如何将 Jsoup 文档转换为 W3C 文档？

Question

I have build a Jsoup Document by parsing a in-house HTML page,我通过解析内部 HTML 页面构建了一个 Jsoup 文档，

public Document newDocument(String path) throws IOException {

    Document doc = null;
    doc = Jsoup.connect(path).timeout(0).get();
            return new HtmlDocument<Document>(doc);
}

I would want to convert the Jsoup document to my org.w3c.dom.Document I used an available library DOMBuilder for this but when parsing I get org.w3c.dom.Document as null.我想将 Jsoup 文档转换为我的org.w3c.dom.Document我为此使用了可用的库DOMBuilder但是在解析时我得到org.w3c.dom.Document为空。 I am unable to understand the problem, tried searching but couldnt find any answer.我无法理解这个问题，尝试搜索但找不到任何答案。

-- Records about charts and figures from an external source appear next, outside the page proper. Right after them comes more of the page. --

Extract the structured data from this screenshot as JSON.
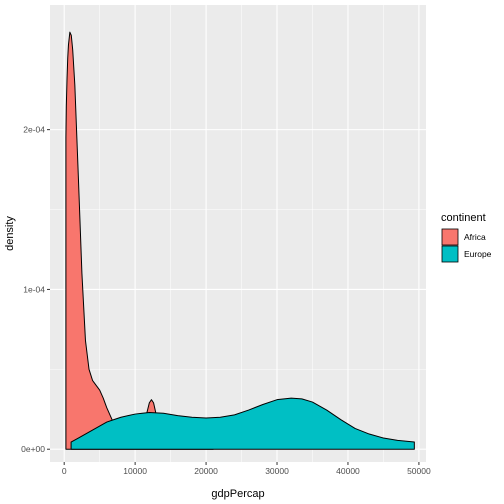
{
  "chart_data": {
    "type": "area",
    "subtype": "density",
    "xlabel": "gdpPercap",
    "ylabel": "density",
    "xlim": [
      -2000,
      51000
    ],
    "ylim": [
      -8e-06,
      0.000278
    ],
    "x_ticks": [
      0,
      10000,
      20000,
      30000,
      40000,
      50000
    ],
    "x_tick_labels": [
      "0",
      "10000",
      "20000",
      "30000",
      "40000",
      "50000"
    ],
    "y_ticks": [
      0,
      0.0001,
      0.0002
    ],
    "y_tick_labels": [
      "0e+00",
      "1e-04",
      "2e-04"
    ],
    "grid": true,
    "legend": {
      "title": "continent",
      "position": "right"
    },
    "series": [
      {
        "name": "Africa",
        "color": "#F8766D",
        "points": [
          [
            241,
            0.000195
          ],
          [
            300,
            0.000215
          ],
          [
            400,
            0.000232
          ],
          [
            500,
            0.000245
          ],
          [
            600,
            0.000253
          ],
          [
            800,
            0.000261
          ],
          [
            1000,
            0.000259
          ],
          [
            1200,
            0.00025
          ],
          [
            1500,
            0.000228
          ],
          [
            2000,
            0.00017
          ],
          [
            2500,
            0.00011
          ],
          [
            3000,
            6.8e-05
          ],
          [
            3500,
            5e-05
          ],
          [
            4000,
            4.3e-05
          ],
          [
            4500,
            4e-05
          ],
          [
            5000,
            3.7e-05
          ],
          [
            5500,
            3.2e-05
          ],
          [
            6000,
            2.6e-05
          ],
          [
            7000,
            1.6e-05
          ],
          [
            8000,
            1e-05
          ],
          [
            9000,
            7e-06
          ],
          [
            10000,
            6e-06
          ],
          [
            11000,
            1e-05
          ],
          [
            11500,
            2e-05
          ],
          [
            12000,
            2.9e-05
          ],
          [
            12300,
            3.1e-05
          ],
          [
            12600,
            2.9e-05
          ],
          [
            13000,
            2.1e-05
          ],
          [
            13500,
            1e-05
          ],
          [
            14000,
            5e-06
          ],
          [
            15000,
            3e-06
          ],
          [
            16000,
            2e-06
          ],
          [
            18000,
            2e-06
          ],
          [
            20000,
            1e-06
          ],
          [
            21000,
            1e-06
          ]
        ]
      },
      {
        "name": "Europe",
        "color": "#00BFC4",
        "points": [
          [
            973,
            4.5e-06
          ],
          [
            2000,
            7e-06
          ],
          [
            3000,
            9.5e-06
          ],
          [
            4000,
            1.2e-05
          ],
          [
            5000,
            1.45e-05
          ],
          [
            6000,
            1.7e-05
          ],
          [
            7000,
            1.85e-05
          ],
          [
            8000,
            2e-05
          ],
          [
            9000,
            2.1e-05
          ],
          [
            10000,
            2.2e-05
          ],
          [
            11000,
            2.25e-05
          ],
          [
            12000,
            2.3e-05
          ],
          [
            14000,
            2.25e-05
          ],
          [
            16000,
            2.1e-05
          ],
          [
            18000,
            2e-05
          ],
          [
            20000,
            1.95e-05
          ],
          [
            22000,
            2e-05
          ],
          [
            24000,
            2.15e-05
          ],
          [
            26000,
            2.45e-05
          ],
          [
            28000,
            2.8e-05
          ],
          [
            30000,
            3.1e-05
          ],
          [
            32000,
            3.2e-05
          ],
          [
            33500,
            3.15e-05
          ],
          [
            35000,
            2.95e-05
          ],
          [
            37000,
            2.45e-05
          ],
          [
            39000,
            1.85e-05
          ],
          [
            41000,
            1.3e-05
          ],
          [
            43000,
            9.5e-06
          ],
          [
            45000,
            7e-06
          ],
          [
            47000,
            5.5e-06
          ],
          [
            49357,
            4.5e-06
          ]
        ]
      }
    ]
  }
}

Code to generate the W3C DOM Document :生成 W3C DOM 文档的代码：

Document jsoupDoc=factory.newDocument("http:localhost/testcases/test_2.html"));
org.w3c.dom.Document docu= DOMBuilder.jsoup2DOM(jsoupDoc);

Can anyone please help me on this?谁能帮我解决这个问题？

Answer 1

Alternatively, Jsoup provides the W3CDom class with the method fromJsoup . 可替代地，Jsoup提供的方法中的W3CDom类fromJsoup 。 This method transforms a Jsoup Document into a W3C document. 此方法将Jsoup文档转换为W3C文档。

Document jsoupDoc = ...
W3CDom w3cDom = new W3CDom();
org.w3c.dom.Document w3cDoc = w3cDom.fromJsoup(jsoupDoc);

UPDATE: 更新：

Since 1.10.3 W3CDom is no longer experimental . 从1.10.3开始， W3CDom 不再是实验性的。
Up to Jsoup 1.10.2 W3CDom class is still experimental. 直到Jsoup 1.10.2 W3CDom类仍然是实验性的。

Answer 2

To retrieve a jsoup document via HTTP , make a call to Jsoup.connect(...).get() . 要通过HTTP检索jsoup文档，请调用Jsoup.connect(...).get() 。 To load a jsoup document locally , make a call to Jsoup.parse(new File("..."), "UTF-8") . 要在本地加载jsoup文档，请调用Jsoup.parse(new File("..."), "UTF-8") 。

The call to DomBuilder is correct. 对DomBuilder的调用是正确的。

When you say, 当你说，

I used an available library DOMBuilder for this but when parsing I get org.w3c.dom.Document as null. 我使用了一个可用的DOMBuilder库，但在解析时我将org.w3c.dom.Document视为null。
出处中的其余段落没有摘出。